If you are new to R or come from another language, understanding pipes will make the entire course easier, clearer, and more enjoyable.
1 What a pipe really means
In tidyverse-style R, the pipe operator |> means:
“take the result of the previous step and pass it as the input of the next one”
A useful way to read a pipeline is to mentally replace |> with the word “then”.
For example:
df |>
filter(value > 0) |>
summarise(mean_value = mean(value))can be read as:
“take
df, then filter rows wherevalue > 0, then compute the mean ofvalue.”
If you can read a pipeline out loud using “then” and it still makes sense,
you are probably writing clear tidyverse code.
For more on style, including guidance on pipes, see
R for Data Science (2e) — Workflow: code style (Pipes).
2 Tidyverse code with and without pipes
df_filtered <- filter(df, value > 0)
df_transformed <- mutate(df_filtered, log_value = log(value))
df_grouped <- group_by(df_transformed, id)
df_summary <- summarise(df_grouped, mean_value = mean(log_value))- Explicit intermediate objects
- More typing
- Easier to lose the “story” of the data
df |>
filter(value > 0) |>
mutate(log_value = log(value)) |>
group_by(id) |>
summarise(mean_value = mean(log_value))- One clear data flow
- No temporary variables
- Easier to read, explain, and debug
3 The tidyverse mental model
A tidyverse pipeline usually follows this pattern:
- start with a dataset
- filter rows
- create or transform variables
- group the data
- summarise
This is not a strict rule, but a very common and effective structure.

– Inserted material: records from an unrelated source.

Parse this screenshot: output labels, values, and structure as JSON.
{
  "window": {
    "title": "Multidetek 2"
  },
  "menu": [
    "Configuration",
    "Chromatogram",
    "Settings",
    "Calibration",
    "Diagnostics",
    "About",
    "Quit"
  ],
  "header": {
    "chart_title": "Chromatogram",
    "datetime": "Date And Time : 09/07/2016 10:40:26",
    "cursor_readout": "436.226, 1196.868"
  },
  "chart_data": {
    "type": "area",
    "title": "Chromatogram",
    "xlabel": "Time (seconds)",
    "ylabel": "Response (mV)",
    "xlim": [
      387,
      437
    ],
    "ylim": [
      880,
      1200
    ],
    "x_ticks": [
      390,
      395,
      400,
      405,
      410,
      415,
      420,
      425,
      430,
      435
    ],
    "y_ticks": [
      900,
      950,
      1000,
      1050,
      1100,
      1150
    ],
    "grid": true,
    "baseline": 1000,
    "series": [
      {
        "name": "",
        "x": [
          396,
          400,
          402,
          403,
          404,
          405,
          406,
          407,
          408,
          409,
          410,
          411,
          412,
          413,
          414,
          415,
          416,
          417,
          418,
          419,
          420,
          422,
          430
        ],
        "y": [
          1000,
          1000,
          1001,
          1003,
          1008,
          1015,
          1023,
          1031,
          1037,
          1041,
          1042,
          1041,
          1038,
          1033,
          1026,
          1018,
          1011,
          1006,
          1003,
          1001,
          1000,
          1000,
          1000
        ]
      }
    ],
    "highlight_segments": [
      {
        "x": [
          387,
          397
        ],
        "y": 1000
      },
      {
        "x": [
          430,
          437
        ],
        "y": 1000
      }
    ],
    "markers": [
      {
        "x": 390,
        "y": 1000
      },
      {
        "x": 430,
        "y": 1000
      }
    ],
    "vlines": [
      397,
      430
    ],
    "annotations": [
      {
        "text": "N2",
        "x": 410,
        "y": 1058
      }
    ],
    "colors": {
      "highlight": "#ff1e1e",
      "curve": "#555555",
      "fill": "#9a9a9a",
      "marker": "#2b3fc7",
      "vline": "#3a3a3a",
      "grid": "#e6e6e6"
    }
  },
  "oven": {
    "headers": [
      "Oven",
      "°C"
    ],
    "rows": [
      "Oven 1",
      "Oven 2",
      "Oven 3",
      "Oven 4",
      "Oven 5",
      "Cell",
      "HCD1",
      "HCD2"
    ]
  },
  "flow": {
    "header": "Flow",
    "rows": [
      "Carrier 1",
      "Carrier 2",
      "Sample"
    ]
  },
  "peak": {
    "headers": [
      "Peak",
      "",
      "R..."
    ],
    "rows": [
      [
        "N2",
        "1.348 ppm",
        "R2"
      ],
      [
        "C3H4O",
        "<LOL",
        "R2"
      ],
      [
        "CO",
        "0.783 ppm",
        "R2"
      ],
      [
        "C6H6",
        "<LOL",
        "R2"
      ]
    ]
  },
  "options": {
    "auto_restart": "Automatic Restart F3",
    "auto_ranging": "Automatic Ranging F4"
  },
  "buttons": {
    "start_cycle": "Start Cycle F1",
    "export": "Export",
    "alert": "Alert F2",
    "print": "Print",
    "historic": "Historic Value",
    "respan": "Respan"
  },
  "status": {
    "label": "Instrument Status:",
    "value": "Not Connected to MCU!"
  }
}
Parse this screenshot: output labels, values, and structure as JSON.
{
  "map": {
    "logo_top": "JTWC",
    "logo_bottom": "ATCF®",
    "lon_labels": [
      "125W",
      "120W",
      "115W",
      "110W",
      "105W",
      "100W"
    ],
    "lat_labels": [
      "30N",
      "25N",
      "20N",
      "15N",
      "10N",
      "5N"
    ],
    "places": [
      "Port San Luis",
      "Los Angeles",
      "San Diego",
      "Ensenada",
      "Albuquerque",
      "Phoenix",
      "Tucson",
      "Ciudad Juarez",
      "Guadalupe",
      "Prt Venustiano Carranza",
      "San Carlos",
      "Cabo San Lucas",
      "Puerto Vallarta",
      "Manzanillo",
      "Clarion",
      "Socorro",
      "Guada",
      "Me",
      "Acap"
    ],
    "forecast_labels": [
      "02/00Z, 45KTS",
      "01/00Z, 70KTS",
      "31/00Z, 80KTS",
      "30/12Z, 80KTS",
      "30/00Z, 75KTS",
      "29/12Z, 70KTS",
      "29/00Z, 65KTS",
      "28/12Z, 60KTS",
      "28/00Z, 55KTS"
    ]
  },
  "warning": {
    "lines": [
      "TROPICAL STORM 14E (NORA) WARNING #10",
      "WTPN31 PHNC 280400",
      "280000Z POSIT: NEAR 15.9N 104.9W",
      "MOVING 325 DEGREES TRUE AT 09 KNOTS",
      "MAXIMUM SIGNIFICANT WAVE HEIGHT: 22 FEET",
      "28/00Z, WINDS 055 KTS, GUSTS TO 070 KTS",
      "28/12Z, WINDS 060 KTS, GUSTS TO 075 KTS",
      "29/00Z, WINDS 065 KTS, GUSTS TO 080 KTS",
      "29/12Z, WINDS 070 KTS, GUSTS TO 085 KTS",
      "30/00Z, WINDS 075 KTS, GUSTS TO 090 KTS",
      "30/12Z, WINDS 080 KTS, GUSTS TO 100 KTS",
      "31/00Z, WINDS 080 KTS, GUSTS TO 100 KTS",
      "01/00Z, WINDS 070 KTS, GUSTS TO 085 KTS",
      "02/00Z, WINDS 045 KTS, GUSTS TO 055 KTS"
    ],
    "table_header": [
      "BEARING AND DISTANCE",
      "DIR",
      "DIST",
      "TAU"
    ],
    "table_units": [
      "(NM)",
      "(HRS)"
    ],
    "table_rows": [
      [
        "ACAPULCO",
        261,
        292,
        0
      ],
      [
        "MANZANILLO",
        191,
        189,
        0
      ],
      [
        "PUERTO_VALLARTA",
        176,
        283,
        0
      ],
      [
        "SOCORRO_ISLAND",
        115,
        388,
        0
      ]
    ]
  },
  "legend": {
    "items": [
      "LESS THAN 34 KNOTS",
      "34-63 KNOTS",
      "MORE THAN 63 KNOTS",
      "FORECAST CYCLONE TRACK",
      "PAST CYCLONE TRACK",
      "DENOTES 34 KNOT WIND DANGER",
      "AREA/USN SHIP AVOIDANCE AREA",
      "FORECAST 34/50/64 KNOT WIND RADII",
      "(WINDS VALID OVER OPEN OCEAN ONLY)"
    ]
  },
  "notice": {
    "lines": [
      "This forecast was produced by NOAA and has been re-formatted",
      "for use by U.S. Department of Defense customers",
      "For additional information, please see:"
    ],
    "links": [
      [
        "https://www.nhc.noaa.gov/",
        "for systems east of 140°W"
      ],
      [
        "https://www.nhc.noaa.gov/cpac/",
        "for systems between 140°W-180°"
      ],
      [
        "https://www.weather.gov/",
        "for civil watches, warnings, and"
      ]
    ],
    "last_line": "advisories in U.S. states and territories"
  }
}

Most tidyverse verbs return a new tibble.
The original data is never modified unless you explicitly reassign it.
If you want a broader overview of how the pieces fit together, see
R for Data Science (2e) — Introduction.
4 Pipes are not magic
The pipe does not change what functions do.
It only changes how inputs are passed.
4.1 Without pipes
summarise(
group_by(
mutate(
filter(df, value > 0),
log_value = log(value)
),
id
),
mean_value = mean(log_value)
)4.2 With pipes
df |>
filter(value > 0) |>
mutate(log_value = log(value)) |>
group_by(id) |>
summarise(mean_value = mean(log_value))If you can rewrite a pipeline as nested function calls,
then the pipeline is doing exactly what you think it is.
5 Pipes and column references
Inside tidyverse verbs, column names are used directly.
df |>
summarise(mean_value = mean(value, na.rm = TRUE))No $, no indexing, no extra syntax.
This works because tidyverse uses data-masking:
column names are looked up automatically inside the data.
You do not need to master these details for this course.
If you are curious about what’s happening under the hood, see
R for Data Science (2e) — Functions.
6 Why we avoid $ in this course
- It breaks the pipeline mental model
- It mixes different styles of R
- It becomes confusing with grouped data
For clarity and consistency, we will stick to tidyverse verbs and pipelines.
7 Common pipe mistakes
7.1 Breaking the pipeline
df |>
filter(value > 0)
mutate(log_value = log(value))The second line does not receive the result of the pipeline.
Correct:
df |>
filter(value > 0) |>
mutate(log_value = log(value))7.2 Forgetting reassignment
df |>
mutate(x = x * 2)Nothing changes.
Correct:
df <- df |>
mutate(x = x * 2)If you forget to reassign, the pipeline runs but the result is discarded.
8 Pipes and readability
Pipelines are about clarity, not cleverness.
Prefer this:
df |>
filter(value > 0) |>
group_by(id) |>
summarise(mean_value = mean(value))Over this:
df |> filter(value > 0) |> group_by(id) |> summarise(mean_value = mean(value))One verb per line is a good default.
For more examples of filter(), mutate(), group_by(), and summarise(), see
R for Data Science (2e) — Data transformation.
9 When not to use pipes
Pipes work best for linear transformations.
They are less useful for:
- complex branching logic
- deeply nested conditionals
- non–data-centric code
Even so, in this course we will often prefer pipelines for consistency.
df |>
summarise(mean_value = mean(value, na.rm = TRUE))10 Pipes in this course
Throughout the course:
- all data manipulation examples will use pipes
- tidyverse verbs will be preferred
- clarity will be valued over clever tricks
If something feels confusing, read the pipeline top to bottom, step by step —
using “then” as you go.
11 Final takeaway
If you understand pipes, you understand most of tidyverse-based R.
Everything else in the course builds on this idea.